# Oscillations of beat in tube

1. Oct 12, 2013

### Numeriprimi

1. The problem statement, all variables and given/known data
Bead (mass point - mass m and charge q) is free to move in a horizontal tube (without friction). The tube is between two spheres (separated by a distance 2a) with charges Q = − q. What is the frequency of small oscillations around the equilibrium point of the bead?

2. Relevant equations
Coulomb's law

3. The attempt at a solution
Hmm... Coulomb's law defines electrostatic interaction between two spheres. The spheres have same charges - repel, but the bead have opposite charge, so the spheres and repel attract. It causes oscillation? Then we may use an equation for the mechanical oscillation... I don't know how combine mechanical oscillation and electrostatic interaction in one equation.
Can you help me?

Thank you very much and sorry for my bad English.

2. Oct 12, 2013

### voko

Obviously, midway between the spheres the forces from both spheres cancel each other out, so at this point the bead is in equilibrium. Let x be the coordinate of the bead, and let x = 0 at the equilibrium. What is the net force on the bead at an arbitrary x?

3. Oct 12, 2013

### nasu

Are you sure that the charges at the ends of the tube have sign opposite to the charge in the middle?

Can you put the actual text of the problem? Or diagram.
The way I understand it, there will be no oscillations.
The middle point is indeed an equilibrium position but when the bead is moved from equilibrium the net force will be directed away from equilibrium.

4. Oct 12, 2013

### Numeriprimi

Ok, I may write it bad, so I'm going to write it better and I take you a picture...

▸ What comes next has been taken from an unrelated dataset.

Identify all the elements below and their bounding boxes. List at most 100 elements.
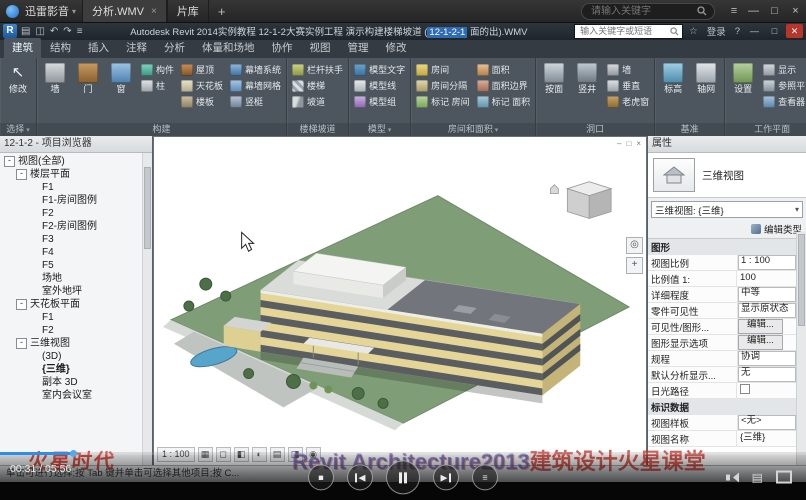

A small bead of mass m and charge q is free to move in a horizontal tube. The tube is placed in between two spheres with charges Q = − q. The spheres are separated by a distance 2a. What is the frequency of small oscillations around the equilibrium point of the bead? You can neglect any friction in the tube.

Hint: When the bead is only slightly displaced, the force acting on it changes negligibly

So, it is better? Do you understand me?

5. Oct 12, 2013

### voko

We understand you. Now answer the question in #2.

6. Oct 12, 2013

### nasu

Yes, like this it works. I thought that the line connecting the two sphere goes along the tube.
Thank you for the clarification.

7. Oct 12, 2013

### Numeriprimi

So, the net force is the vector sum of forces from spheres... Ok? And if the bead isn't between the speheres, vector sum isn't 0, so beat have to oscillate?

8. Oct 12, 2013

### voko

OK.

It will feel some force that depends on x. Find the force first, then you can think about the effect of the force.